Under Sands’ leadership, UNHS formed partnerships that delivered food to 4,000 households a week. The fuel arrived by truckload from The Church of Jesus Christ of Latter-day Saints and the Utah Trucking Association, which delivered 3-million pounds of firewood. Sands and a team of volunteers cut and stacked piles in the yards of grateful residents. He also orchestrated the distribution of donations of diapers, formula, face masks and hand sanitizer. They also got residents tested for COVID at traveling test sites.
“I think what I'm most proud of is how people who have never thought that they could do something like this are doing things like this,” Sands said. “And they see someone like myself as an inspiration.”
Time magazine honored Sands as a healthcare guardian, one of the individuals in 2020 who “displayed the best of humanity—selflessness, compassion, stamina, courage.”
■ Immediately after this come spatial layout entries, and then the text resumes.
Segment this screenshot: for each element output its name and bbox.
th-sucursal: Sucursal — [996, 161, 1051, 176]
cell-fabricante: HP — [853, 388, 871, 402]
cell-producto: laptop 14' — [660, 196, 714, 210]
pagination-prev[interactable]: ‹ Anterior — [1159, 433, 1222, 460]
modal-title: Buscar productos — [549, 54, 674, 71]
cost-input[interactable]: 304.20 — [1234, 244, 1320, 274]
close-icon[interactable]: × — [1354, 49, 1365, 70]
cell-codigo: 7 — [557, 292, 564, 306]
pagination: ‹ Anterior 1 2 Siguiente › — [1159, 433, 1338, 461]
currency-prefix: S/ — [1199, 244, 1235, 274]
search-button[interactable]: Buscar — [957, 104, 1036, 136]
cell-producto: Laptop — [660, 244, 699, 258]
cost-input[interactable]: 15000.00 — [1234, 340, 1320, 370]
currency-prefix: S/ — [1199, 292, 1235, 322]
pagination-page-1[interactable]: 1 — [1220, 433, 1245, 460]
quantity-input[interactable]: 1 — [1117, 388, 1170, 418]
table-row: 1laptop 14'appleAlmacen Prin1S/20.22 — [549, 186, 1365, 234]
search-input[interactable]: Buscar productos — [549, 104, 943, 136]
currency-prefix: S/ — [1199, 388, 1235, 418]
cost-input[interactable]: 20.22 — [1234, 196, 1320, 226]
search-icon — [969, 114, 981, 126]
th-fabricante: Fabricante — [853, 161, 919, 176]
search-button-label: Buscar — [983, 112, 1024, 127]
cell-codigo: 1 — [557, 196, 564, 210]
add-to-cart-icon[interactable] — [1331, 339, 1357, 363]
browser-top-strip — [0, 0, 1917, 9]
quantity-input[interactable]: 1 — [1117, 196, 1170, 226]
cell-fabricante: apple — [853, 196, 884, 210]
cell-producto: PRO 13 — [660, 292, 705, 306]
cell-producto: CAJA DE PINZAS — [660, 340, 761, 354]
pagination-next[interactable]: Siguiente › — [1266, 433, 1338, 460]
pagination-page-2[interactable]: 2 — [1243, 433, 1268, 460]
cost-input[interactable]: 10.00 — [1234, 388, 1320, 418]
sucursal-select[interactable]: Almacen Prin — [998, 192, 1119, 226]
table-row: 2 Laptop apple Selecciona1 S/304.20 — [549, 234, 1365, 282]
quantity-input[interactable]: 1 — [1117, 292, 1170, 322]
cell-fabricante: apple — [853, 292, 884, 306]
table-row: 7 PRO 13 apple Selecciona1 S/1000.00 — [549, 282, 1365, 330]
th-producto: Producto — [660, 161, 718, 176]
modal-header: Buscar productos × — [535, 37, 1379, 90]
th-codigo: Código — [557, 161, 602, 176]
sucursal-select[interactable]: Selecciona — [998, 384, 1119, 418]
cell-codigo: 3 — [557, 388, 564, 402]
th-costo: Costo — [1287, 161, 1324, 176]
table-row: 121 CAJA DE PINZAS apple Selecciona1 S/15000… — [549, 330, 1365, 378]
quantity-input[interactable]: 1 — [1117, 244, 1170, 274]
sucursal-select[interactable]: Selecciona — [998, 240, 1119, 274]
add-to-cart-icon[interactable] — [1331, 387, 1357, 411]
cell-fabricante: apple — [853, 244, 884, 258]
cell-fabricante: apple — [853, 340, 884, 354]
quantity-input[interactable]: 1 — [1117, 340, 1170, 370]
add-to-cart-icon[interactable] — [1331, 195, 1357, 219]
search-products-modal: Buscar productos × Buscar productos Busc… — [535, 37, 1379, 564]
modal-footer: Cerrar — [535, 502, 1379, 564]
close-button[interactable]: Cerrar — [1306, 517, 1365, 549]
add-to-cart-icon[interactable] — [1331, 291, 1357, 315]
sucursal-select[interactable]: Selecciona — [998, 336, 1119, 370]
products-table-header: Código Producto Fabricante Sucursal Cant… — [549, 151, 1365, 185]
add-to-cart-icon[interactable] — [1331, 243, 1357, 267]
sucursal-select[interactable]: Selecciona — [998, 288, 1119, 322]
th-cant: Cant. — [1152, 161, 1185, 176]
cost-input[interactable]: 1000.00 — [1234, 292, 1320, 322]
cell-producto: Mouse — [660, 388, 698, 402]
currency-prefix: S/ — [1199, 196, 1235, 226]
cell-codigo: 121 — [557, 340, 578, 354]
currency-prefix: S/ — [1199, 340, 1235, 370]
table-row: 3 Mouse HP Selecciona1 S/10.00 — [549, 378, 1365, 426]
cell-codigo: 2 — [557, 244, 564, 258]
“Being labeled as a guardian, it shows that you took care of somebody,” Sands said. “If I don't ever, ever do anything again, after this, at this one point in my life, I did try to help. I did help. And it brought hope to people and that's important to me."
He gives a lot of the credit to volunteers and partners who shared his vision. He also credits Weber State professors who encouraged his passions when he was “just a kid from a border town” and still on a voyage of self discovery.
“I've always wondered why my instructors at Weber State focused more on me,” Sands said. “They saw something in me that I didn't see myself. You've got to have someone to come in from the outside and say, ‘No, no, you're good at this.’ Once you shed all that armor, all that insecurity and fear and just jump into it and just let yourself dive into it, higher education is an amazing experience.”
After the pandemic Sands plans to refocus as a musician, songwriter and filmmaker. He’s already working on a documentary and panel presentations to tell the story of missing, murdered, indigenous women on Indian reservations. It’s a tragedy he feels compelled to make public.
“There's like so many things we’re fighting at the same time, you know,” Sands said “We have to pick our battles.”